What scares you? I’m not talking about worries for family safety or the irrational freakiness of a nightmare. I mean, what makes your heart race and your mouth go dry? What makes you anxious to even entertain the thought of risking it?
Maybe it’s public speaking. Or starting your own business. It could even be something that everyone else makes look easy. (Remember how afraid I was to drive stick shift?)
Maybe it’s publishing …
Whatever it is, chances are, you slam into a wall of fear when it comes time to take a leap into the unknown. Especially when you’re chasing a goal. But why? Most of us are fortunate enough to live in comfortable homes, to have enough to eat, and feel safe from predators and danger. So, then why do we grapple with a lingering fear of success?
For me, it would be easy to embrace a comfortable life and to avoid scary decisions and changes. But I remember my Grandpa Amos.
This is him:
(I know. Cutie!)
In the photo, he’s in his seventies and on a hunting trip with his brothers. He’s holding on to a horse with one hand. And the other hand? Not a hand. He lost his arm just below the elbow in a factory accident. It must have been especially bitter since he’d made it home from the war physically whole and the accident was due to another’s negligence.
He never spoke to me about his recovery or the days following the accident. It was long before I was born, and I never asked. But, looking back, any reasonable person would be faced with fear and uncertainty about learning to live without a hand. And it would have been easy to wallow in the fear, bitterness and unfairness. But I don’t remember him ever indulging in those feelings. In fact, my memories are all centered on his abilities. He did what he wanted to do and he went where he wanted to go.

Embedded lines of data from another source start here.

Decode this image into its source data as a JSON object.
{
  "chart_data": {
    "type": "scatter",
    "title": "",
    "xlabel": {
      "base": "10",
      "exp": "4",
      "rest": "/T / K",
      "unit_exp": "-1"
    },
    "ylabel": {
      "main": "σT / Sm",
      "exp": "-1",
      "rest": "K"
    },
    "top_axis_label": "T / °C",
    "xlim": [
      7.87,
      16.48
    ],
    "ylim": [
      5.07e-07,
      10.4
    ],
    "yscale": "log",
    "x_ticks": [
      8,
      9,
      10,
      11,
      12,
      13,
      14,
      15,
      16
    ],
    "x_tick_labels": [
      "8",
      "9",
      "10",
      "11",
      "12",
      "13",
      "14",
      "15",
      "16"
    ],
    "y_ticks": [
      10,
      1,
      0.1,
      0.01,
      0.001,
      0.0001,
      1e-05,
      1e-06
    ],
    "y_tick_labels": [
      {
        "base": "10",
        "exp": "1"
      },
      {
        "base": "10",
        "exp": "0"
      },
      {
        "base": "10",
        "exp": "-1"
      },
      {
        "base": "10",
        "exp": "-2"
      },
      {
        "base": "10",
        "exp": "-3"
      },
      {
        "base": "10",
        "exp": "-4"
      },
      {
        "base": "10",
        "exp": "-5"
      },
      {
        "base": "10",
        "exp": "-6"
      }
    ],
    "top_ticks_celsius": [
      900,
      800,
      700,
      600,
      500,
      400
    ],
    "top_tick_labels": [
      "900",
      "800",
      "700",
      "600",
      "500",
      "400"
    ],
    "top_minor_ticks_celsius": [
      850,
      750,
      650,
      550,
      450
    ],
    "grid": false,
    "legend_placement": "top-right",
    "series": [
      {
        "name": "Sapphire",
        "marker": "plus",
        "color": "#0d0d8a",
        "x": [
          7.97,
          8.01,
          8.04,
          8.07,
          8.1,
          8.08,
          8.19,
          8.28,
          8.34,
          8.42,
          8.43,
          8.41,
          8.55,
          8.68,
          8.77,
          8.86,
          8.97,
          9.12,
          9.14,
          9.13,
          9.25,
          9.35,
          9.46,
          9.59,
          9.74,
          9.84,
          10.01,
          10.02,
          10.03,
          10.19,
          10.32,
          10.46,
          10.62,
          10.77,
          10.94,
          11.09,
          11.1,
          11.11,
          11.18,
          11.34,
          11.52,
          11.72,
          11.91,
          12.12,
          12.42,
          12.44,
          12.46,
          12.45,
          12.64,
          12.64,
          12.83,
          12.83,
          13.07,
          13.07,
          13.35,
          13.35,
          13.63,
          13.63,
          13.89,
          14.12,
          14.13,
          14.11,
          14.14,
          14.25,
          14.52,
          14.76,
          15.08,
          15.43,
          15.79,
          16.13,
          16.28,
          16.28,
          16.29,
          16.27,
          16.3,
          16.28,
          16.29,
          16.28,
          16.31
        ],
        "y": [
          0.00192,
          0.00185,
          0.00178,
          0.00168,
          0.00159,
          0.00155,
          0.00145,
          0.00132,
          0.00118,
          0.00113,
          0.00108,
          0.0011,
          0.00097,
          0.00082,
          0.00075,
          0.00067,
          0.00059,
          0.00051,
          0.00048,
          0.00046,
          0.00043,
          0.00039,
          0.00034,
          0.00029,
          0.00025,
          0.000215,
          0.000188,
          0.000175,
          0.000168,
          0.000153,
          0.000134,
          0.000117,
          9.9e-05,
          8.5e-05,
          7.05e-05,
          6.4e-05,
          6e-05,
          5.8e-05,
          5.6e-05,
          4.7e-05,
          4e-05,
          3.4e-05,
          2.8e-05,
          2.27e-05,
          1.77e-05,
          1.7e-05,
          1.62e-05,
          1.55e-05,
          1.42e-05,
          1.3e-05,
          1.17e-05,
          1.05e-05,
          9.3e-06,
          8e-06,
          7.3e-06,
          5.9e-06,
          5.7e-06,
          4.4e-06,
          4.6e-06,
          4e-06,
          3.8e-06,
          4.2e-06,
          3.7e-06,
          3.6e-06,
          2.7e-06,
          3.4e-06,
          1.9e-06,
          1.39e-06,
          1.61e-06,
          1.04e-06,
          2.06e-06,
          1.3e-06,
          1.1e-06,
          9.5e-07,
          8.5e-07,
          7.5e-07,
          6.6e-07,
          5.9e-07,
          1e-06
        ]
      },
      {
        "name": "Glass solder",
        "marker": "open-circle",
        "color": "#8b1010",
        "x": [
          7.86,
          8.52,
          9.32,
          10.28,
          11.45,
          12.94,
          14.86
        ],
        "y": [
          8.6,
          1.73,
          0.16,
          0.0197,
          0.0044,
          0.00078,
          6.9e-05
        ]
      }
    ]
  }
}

I don’t know whether he made a conscious decision to do it scared. But I know there were times when he would have been afraid. (I know I would have been afraid to ride a horse in the snow with one hand and a hook! Hello, tangled reins?!) When he was faced with an obstacle, he created interesting ways to overcome it. He made tools and gadgets to go fishing, do housework and complete everyday tasks. (Bet you never wondered how you’d wash your hand if you lost one. Answer: suction cup scrub brush on the sink basin.) I thought of him a lot when I broke my hand and had to wear a splint for six weeks. It took me forever to get ready to leave the house in the morning. He was always ready early.
I can imagine him deciding he’d made it through the dangers of WWII to live life to the full, not to play it safe. If literally losing a limb didn’t keep him from the life he wanted, am I going to give up my goals because I might not succeed? Do I want to be remembered as someone who had really lovely dreams I never risked living? No.
Do It Scared
So how can we take steps toward our scary goals? According to a study featured in Psychology Today, “…developing and maintaining our sense of competence plays an essential role in our ability to pursue our goals effectively.” What if you acknowledged your fear — expected it, even — but took forward strides, anyway? To keep your momentum, break your big, scary goals into smaller and smaller tasks until they’re doable. As in, 15-minute tasks. Then pick the first one on your list, and do it. That’s all. Every day.
We know that habits are powerful. When we create a habit to push our fear, and to chip away at the less-intimidating, little tasks, we’ll be taking steps every day toward achieving big goals. Every morning, remind your Big Goal that, no matter how scary it is, you’re still approaching, and you’re not going to stop!
What’s your Big Goal? What can you do this week to one step closer to achieving it?